Inhibition of calcium channels by opioid- and adenosine-receptor agonists in neurons of the nucleus accumbens

Abstract

1. The pharmacological effects of opioid- and adenosine-receptor agonists on neural signalling were investigated by measuring drug actions on barium current flowing through calcium channels in acutely-dissociated neurons of the rat nucleus accumbens (NAc). 2. Under whole-cell voltage clamp, opioids acted via μ, but not δ or κ, receptors to partially inhibit barium current. Mean inhibition was 35±2% (± s.e.mean, n= 33) for methionine-enkephalin and 37 ± 1% (n = 65) for the selective μ receptor agonist DAMGO, both measured at saturating agonist concentrations in neurons with diameter ≥ 20 μm. EC50 for DAMGO was 100 nM. Perfusion of naloxone reversed the current inhibition by DAMGO. 3. Adenosine also partially inhibited barium current in these neurons. Mean inhibition was 28 ± 2% (n=29) for adenosine and 33±3% (n=27) for the selective A1 receptor agonist N6CPA, both at saturating concentrations in neurons with diameter ≥20 μm.
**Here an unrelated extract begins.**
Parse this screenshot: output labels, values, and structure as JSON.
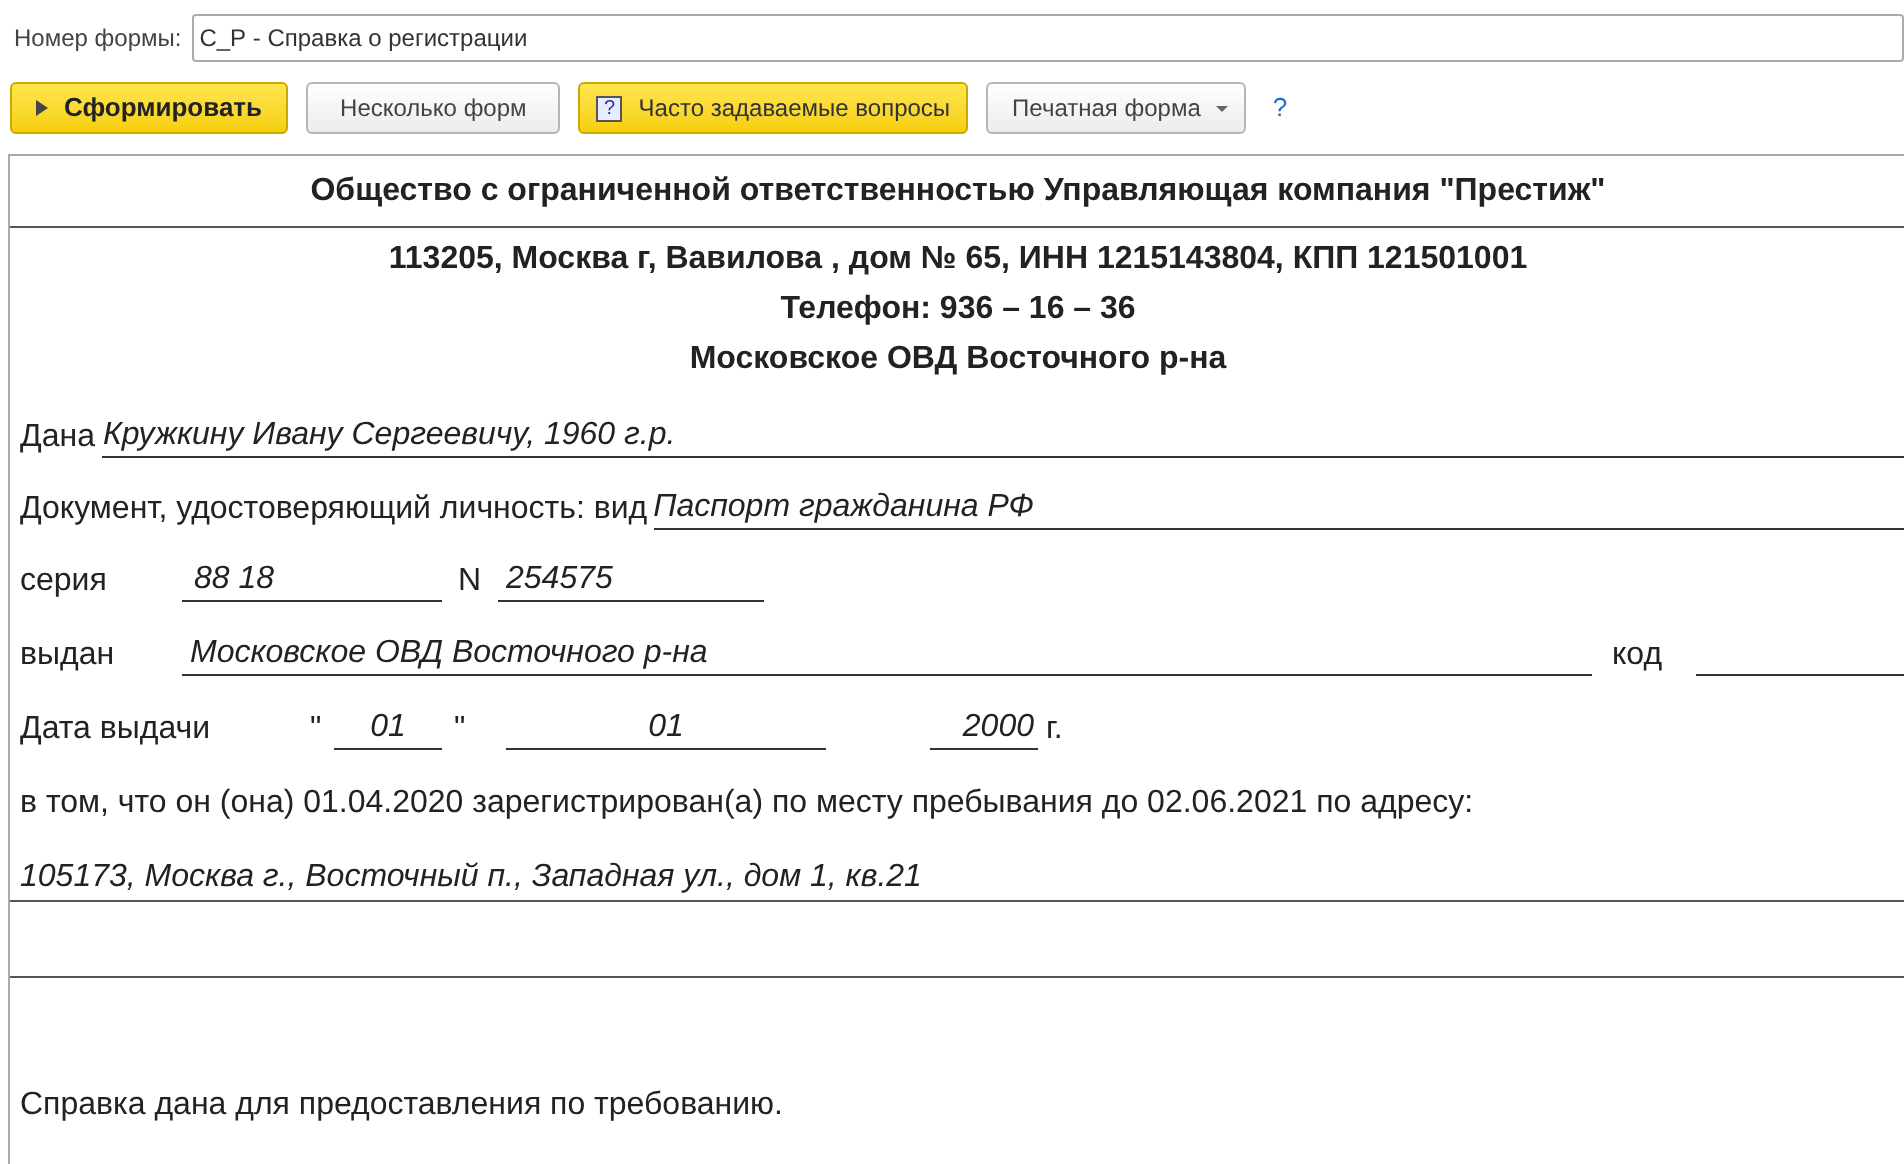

EC50 for N6CPA was 34 nM. Adenosine inhibition was reversed by perfusion of an A1 receptor antagonist, 8-cyclopentyl-l,3-dipropylxanthine, while the selective A2A receptor agonist, CGS 21680, had no effect. 4. Inhibition by opioids and adenosine was mutually occlusive, suggesting a converging pathway onto calcium channels. 5. These actions involved a G-protein-coupled mechanism, as demonstrated by the partial relief of inhibition by strong depolarization and by the application of N-ethylmaleimide or GTP-γ-S. 6. Inhibition of barium current by opioids had their greatest effect in large neurons, that is, in presumed interneurons. In contrast, opioid inhibition in neurons with diameter ≤15 μm was 11±2% (n=26) for methionine-enkephalin and 11±4% (n= 17) for DAMGO, both measured at saturating agonist concentrations. Adenosine inhibition in neurons with diameter ≤ 15 μm was 22±5% (n = 9). 7. These results implicate the interneurons as a locus for the modulation of the excitability of projection neurons in the NAc during the processes of addiction and withdrawal.